軽量なろうリーダー

作品タイトル不明

第80話 人材を探していると

しばらく自由時間を貰うことになった。

皇帝と謁見したその日は、旅の疲れがかなりあったので、宿を借りて休んだ。

そして翌日。

私は帝都を歩き回って人材探しをしてみることにした。

思ったよりも帝都には貧民がいたので、スカウトしたら家臣になる者もいるかもしれない。

戦で勝ちを収めれば私はカナレ郡の郡長になるようなので、家臣に出来る人数も増えるだろう。何人か有能な人材を部下にしておくのも、悪くはないはずだ。

護衛のシャーロットと二人で行こうと思ったのだが、リシアも付いてきた。

「あの、今回は人材探しなので、あまり一緒にいても楽しめないと思いますよ」

「そんなことありませんわ。アルス様と一緒ならどんなことでも楽しいですもの」

リシアは微笑みながらそう言った。

「それにアルス様が力を使うところ、もっと見てみたいと思いまして」

「力を使うところと言われましても……ただ見るだけですよ?」

「本当にただ見るだけですの? 実は何か特別なことをしていたりは?」

「しておりませんね」

もしかして鑑定の正体を見極めたいのだろうか?

「ではあちらの男性の能力を見ていただけませんか?」

リシアは見るからに力持ちそうな男を指さして尋ねた。

私は言われた通り、鑑定を使って男を見る。その間、リシアが私をじっと見つめてきて若干やり辛い。

男の能力は武勇は平均より上だったが、ほかが壊滅的な脳筋能力値だった。

「見ましたよ」

「もうですか?」

「はい。見た目通り戦いの力はありますね。しかし、兵を率いたり、物事を深く考えたりする才能はあまりないようです」

「そうですか……」

リシアはまだじっと私を見ている。

「確かに特別な何かをしているようには見えませんでしたね。実はこっそり魔法を使ってらっしゃるかもとも思ってたのですが」

「そんな魔法があるのですか?」

「聞いたことはありませんが、新しい魔法は常に開発されていくものですからね。しかし、本当に魔法でもなく見るだけなら、なぜアルス様にだけそんな力があるのかとても不思議ですわ。生まれつきもってらっしゃったのでしょうか?」

「ええ、そうですね。でもリシア様にも、他人の好意を測る力がおありでしょう?」

「わたくしの特技は、生まれつきのものではなく、人間観察をしていたら身に付いたものですわ。頑張れば誰にでも身に付けられると思いますが、アルス様の力は無理でしょう。アルス様は神様に愛されているのでしょうか?」

誰でもが身に付けるのは不可能だとは思うが……まあ、確かに私の鑑定スキルは努力で身に付けられる範囲を超えているか。
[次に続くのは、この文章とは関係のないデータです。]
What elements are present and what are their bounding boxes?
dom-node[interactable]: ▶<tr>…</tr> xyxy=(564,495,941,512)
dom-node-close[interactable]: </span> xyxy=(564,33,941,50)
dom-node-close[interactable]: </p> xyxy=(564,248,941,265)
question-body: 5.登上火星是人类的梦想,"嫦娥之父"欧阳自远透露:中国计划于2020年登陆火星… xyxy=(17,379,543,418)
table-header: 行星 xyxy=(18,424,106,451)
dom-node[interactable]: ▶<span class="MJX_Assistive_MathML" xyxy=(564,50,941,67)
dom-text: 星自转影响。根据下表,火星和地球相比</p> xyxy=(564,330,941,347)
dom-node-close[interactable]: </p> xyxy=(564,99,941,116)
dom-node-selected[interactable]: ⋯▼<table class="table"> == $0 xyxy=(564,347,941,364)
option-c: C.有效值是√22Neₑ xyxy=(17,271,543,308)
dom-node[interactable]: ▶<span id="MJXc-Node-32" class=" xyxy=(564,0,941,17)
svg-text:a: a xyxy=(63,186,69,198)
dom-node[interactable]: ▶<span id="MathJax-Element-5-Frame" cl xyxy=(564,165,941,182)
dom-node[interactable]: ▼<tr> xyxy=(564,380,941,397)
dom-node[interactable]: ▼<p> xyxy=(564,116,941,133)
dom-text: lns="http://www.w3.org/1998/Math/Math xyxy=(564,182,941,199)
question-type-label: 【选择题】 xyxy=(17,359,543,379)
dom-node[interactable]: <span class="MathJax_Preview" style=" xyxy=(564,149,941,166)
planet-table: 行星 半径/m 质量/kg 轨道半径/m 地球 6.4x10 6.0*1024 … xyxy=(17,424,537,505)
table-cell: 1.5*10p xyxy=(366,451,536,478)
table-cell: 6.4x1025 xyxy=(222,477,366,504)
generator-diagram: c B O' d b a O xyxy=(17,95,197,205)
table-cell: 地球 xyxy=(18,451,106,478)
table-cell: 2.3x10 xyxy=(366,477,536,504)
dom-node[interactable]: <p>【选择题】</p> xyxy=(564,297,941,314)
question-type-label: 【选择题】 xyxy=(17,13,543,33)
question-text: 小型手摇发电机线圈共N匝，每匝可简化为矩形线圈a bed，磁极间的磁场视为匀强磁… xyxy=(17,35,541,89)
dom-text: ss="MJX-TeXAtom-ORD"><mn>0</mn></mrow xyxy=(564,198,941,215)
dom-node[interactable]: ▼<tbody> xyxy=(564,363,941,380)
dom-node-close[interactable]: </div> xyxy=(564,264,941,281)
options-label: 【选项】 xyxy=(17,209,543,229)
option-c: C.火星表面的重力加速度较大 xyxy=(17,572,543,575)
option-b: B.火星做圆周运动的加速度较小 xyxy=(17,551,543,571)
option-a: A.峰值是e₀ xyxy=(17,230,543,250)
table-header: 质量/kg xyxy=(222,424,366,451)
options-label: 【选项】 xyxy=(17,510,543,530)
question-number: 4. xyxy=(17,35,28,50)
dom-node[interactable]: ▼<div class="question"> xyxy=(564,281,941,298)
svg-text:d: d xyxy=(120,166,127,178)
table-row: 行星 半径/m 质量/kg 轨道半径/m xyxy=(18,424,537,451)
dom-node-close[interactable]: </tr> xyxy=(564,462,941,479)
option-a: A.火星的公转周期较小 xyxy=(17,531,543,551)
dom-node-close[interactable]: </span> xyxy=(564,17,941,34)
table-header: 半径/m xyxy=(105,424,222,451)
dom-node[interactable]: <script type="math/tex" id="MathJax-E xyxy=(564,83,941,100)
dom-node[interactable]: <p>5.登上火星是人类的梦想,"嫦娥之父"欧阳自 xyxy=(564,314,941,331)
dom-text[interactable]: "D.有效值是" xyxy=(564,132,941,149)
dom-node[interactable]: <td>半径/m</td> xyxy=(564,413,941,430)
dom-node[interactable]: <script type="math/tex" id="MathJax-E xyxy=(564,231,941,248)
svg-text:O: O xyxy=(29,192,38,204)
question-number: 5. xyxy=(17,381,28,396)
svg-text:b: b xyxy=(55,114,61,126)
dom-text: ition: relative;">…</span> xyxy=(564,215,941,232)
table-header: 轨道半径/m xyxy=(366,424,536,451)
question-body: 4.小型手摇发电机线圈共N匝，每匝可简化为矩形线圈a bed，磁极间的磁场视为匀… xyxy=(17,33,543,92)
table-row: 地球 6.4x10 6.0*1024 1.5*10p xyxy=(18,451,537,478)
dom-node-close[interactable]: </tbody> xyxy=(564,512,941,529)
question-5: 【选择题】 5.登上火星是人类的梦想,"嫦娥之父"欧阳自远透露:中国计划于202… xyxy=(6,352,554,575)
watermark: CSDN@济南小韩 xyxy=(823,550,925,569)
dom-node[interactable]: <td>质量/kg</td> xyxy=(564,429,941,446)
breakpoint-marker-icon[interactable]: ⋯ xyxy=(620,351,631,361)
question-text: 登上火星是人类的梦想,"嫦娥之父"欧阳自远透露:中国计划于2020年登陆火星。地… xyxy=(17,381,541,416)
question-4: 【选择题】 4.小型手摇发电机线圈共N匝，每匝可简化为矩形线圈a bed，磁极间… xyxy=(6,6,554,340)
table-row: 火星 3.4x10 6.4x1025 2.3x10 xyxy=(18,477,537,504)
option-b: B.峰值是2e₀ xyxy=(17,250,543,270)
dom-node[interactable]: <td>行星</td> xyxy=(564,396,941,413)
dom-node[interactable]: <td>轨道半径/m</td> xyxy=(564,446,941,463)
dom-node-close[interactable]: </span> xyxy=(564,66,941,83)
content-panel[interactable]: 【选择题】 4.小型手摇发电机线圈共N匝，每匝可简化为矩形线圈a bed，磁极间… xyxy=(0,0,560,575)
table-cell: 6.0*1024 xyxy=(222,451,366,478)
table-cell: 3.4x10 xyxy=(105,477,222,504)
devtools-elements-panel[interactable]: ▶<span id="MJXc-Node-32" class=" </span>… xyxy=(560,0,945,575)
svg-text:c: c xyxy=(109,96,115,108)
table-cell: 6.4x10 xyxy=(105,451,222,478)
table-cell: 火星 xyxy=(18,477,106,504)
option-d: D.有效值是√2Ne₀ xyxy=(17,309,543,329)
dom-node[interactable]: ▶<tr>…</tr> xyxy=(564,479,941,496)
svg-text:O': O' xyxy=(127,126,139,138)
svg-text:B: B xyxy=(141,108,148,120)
別世界からの転生者だという特異な境遇が、私に能力を持たせているのだろうか。それとも物凄くレアなだけで、世の中には鑑定スキルや他の能力を持った者たちがいるのかもしれない。

私はその後も、リシアに見つめられながら人材探しを行う。

「ねーねー、アルス様、人材を見つけるなら、魔法使える人捜してくれない?」

途中シャーロットがそう要求してきた。

「魔法が使える人材か……まあ、有用ではあるがお前がいるから問題ないと思っていたが」

「わたしは何回か戦に行ったけど、やっぱ魔法が強いのは凄い大事なんだよね。確かにわたしは魔法に関しては最強だけど、ほかにあんまり上手な人がいないから、もっと増やすべきだと思うよ」

確かに一理あるな。

戦には未だに出たことのない私だが、魔法が重要であるとは何度も聞く話である。

だが、魔法の才能がある人材は、物凄く少ない。

高くてBだ。そのBも数えるほどしかいない。

A以上あるものなんて、今までシャーロット以外見ていないか?

そういえばシャドーのベンがAだったような気がする。少なくともSは見た事ないだろう。

「魔法を使える人材を探すというのは良いんだが、中々いないからな……」

「そうなんだ」

「プレイド家の家臣にも、中々魔法が上手な方はいらっしゃいませんし、シャーロット様は本当に特別なお方なのですね」

「特別……いい響き……」

シャーロットはリシアに褒められて、凄く鼻を高くしている。

それから帝都を歩き回って人材を探すが、魔法の才能がある人材は見つからなかった。

歩き疲れたので宿に戻ろうとしたその時、

「頼みます!! お願いやからわしに金を貸してくれへんか!?」

と商人のような身なりの男に土下座をする男を見つけた。

あれは……

小柄の身なりの悪い男。

飛行船を作ると言っているという、シン・セイマーロだった。